By Jennifer Ablan and Daniel Burns
NEW YORK (Reuters) - Bill Gross, manager of the world's largest bond fund, said on Friday the decline in Treasury yields to 60-year lows reflect a high probability of recession in the United States.
Gross, the co-chief investment officer at Pacific Investment Management Co., which oversees $1.2 trillion, also told Reuters Insider television the U.S. is running out of monetary and fiscal policy options.
"It is increasingly apparent to us that policy options are limited and that economic growth is slowing down," said Gross said.
Thursday, Morgan Stanley warned in a research report the United States and euro zone are "dangerously close to recession," joining a number of firms that have slashed forecasts for global growth in the second half of the year. Not only are economists and investors bracing for a slowdown in the U.S., they are concerned about a deceleration in China's growth rate to persistent sovereign-debt turmoil in Europe.

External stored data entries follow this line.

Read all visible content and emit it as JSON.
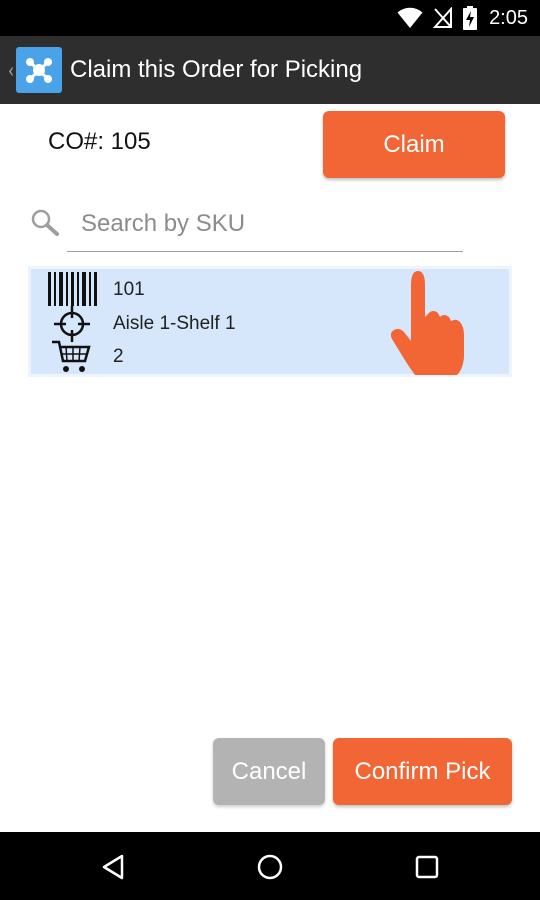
{
  "status_bar": {
    "time": "2:05",
    "icons": [
      "wifi-icon",
      "no-signal-icon",
      "battery-charging-icon"
    ]
  },
  "action_bar": {
    "title": "Claim this Order for Picking",
    "up_icon": "chevron-left-icon",
    "app_icon": "app-logo-icon"
  },
  "order": {
    "co_label": "CO#: 105",
    "claim_label": "Claim"
  },
  "search": {
    "placeholder": "Search by SKU",
    "value": ""
  },
  "items": [
    {
      "sku": "101",
      "location": "Aisle 1-Shelf 1",
      "quantity": "2"
    }
  ],
  "actions": {
    "cancel_label": "Cancel",
    "confirm_label": "Confirm Pick"
  },
  "nav": {
    "back": "back-icon",
    "home": "home-icon",
    "recents": "recents-icon"
  },
  "colors": {
    "accent": "#f26534",
    "action_bar": "#2e2e2e",
    "item_bg": "#d6e7fb",
    "disabled": "#b3b3b3"
  }
}
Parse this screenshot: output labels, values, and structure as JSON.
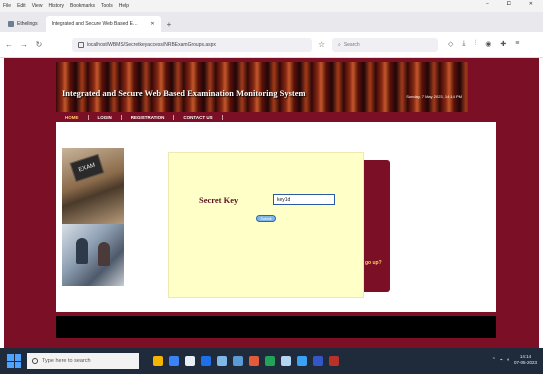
{
  "browser": {
    "menu": [
      "File",
      "Edit",
      "View",
      "History",
      "Bookmarks",
      "Tools",
      "Help"
    ],
    "window_controls": [
      "–",
      "⧠",
      "✕"
    ],
    "tabs": [
      {
        "label": "Ethelings"
      },
      {
        "label": "Integrated and Secure Web Based E…"
      }
    ],
    "new_tab": "+",
    "url": "localhost/WBMS/Secretkeyaccess/NRBExamGroups.aspx",
    "search_placeholder": "Search"
  },
  "site": {
    "title": "Integrated and Secure Web Based Examination Monitoring System",
    "date": "Sunday, 7 May 2023, 14:14 PM",
    "nav": [
      "HOME",
      "LOGIN",
      "REGISTRATION",
      "CONTACT US"
    ],
    "board_text": "EXAM",
    "side_text": "go up?"
  },
  "form": {
    "secret_key_label": "Secret Key",
    "secret_key_value": "key1d",
    "submit_label": "Submit"
  },
  "taskbar": {
    "search_placeholder": "Type here to search",
    "time": "14:14",
    "date": "07-05-2023",
    "app_colors": [
      "#f4b400",
      "#3b82f6",
      "#e8eef5",
      "#1f6feb",
      "#7fb6e8",
      "#5b9bd5",
      "#e25c3b",
      "#22a35a",
      "#b5d3f3",
      "#3ba1f5",
      "#3456c8",
      "#b8322a"
    ]
  },
  "colors": {
    "maroon": "#7b0f26",
    "panel": "#ffffc8",
    "nav_active": "#ffcf6a"
  }
}
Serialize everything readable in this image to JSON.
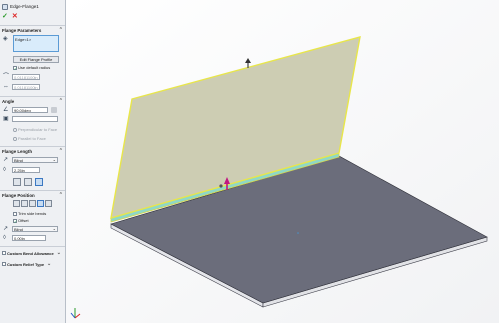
{
  "feature": {
    "title": "Edge-Flange1"
  },
  "actions": {
    "ok": "✓",
    "cancel": "✕"
  },
  "flange_parameters": {
    "heading": "Flange Parameters",
    "edge_item": "Edge<1>",
    "edit_profile": "Edit Flange Profile",
    "use_default_radius": "Use default radius",
    "radius": "0.01181100in",
    "thickness": "0.01181100in"
  },
  "angle": {
    "heading": "Angle",
    "value": "90.00deg",
    "perpendicular": "Perpendicular to Face",
    "parallel": "Parallel to Face"
  },
  "flange_length": {
    "heading": "Flange Length",
    "end_condition": "Blind",
    "value": "2.25in"
  },
  "flange_position": {
    "heading": "Flange Position",
    "trim_side_bends": "Trim side bends",
    "offset": "Offset",
    "offset_condition": "Blind",
    "offset_value": "0.00in"
  },
  "custom_bend_allowance": "Custom Bend Allowance",
  "custom_relief_type": "Custom Relief Type",
  "colors": {
    "flange_fill": "#c9c9ac",
    "base_top": "#6b6d7b",
    "highlight": "#e8e64a",
    "accent": "#c01880"
  }
}
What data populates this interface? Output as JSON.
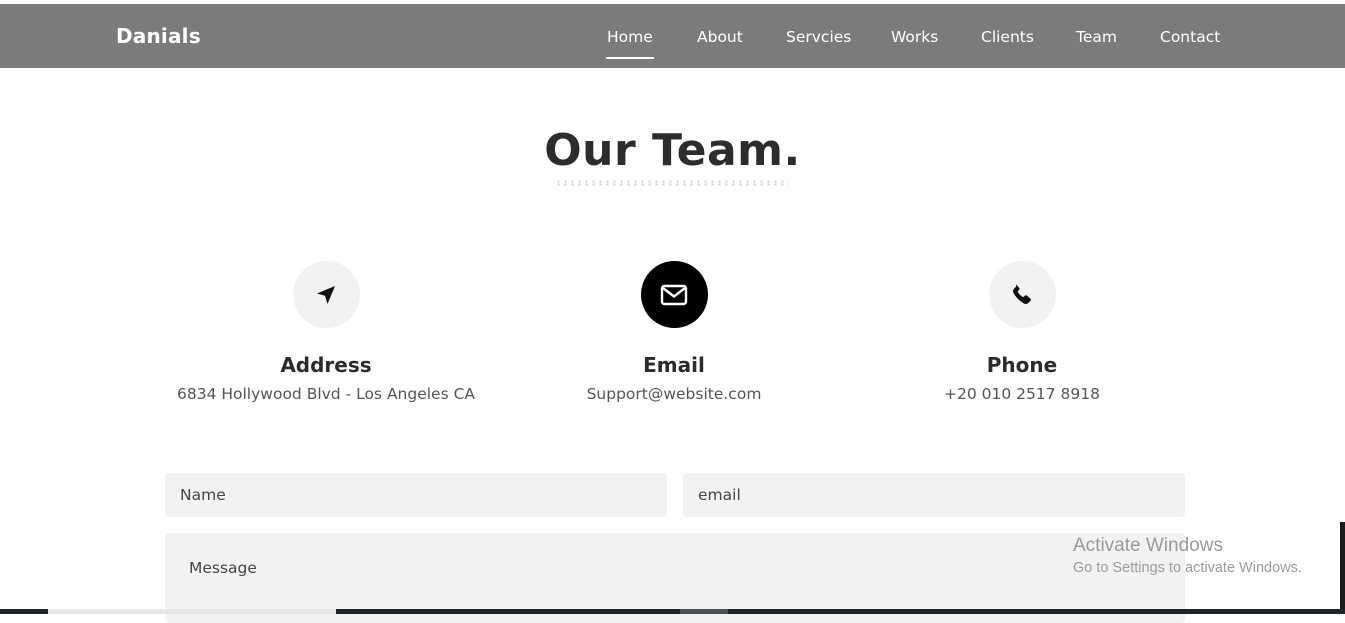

Morgan Stanley cut its global GDP forecast to 3.9 percent growth from 4.2 percent for 2011, and to 3.8 percent from 4.5 percent for 2012.
"There's no doubt that (U.S.) growth from the standpoint of employment or unemployment and growth from the standpoint of corporate profits is definitely a risk -- whether or not we see a positive 1 percent real GDP number I think is besides the point."
Gross said low Treasury yields are flashing recessionary conditions.
"They certainly reflect, in terms of their yields, not only a potential for a recession but the almost high probability of recession and the result of lowering of inflation -- that is key."
On Thursday, the yield on the benchmark 10-year U.S. Treasury note dropped below 2 percent to 1.98 percent. Friday, the 10-year yield stood around 2.08 percent.
In May, Gross told Reuters the only way he would purchase Treasuries again is if the United States heads into another recession.
Gross, who manages the $245 billion Total Return Fund, reiterated that sentiment on Friday: "I don't think there is any value there unless you see a recession."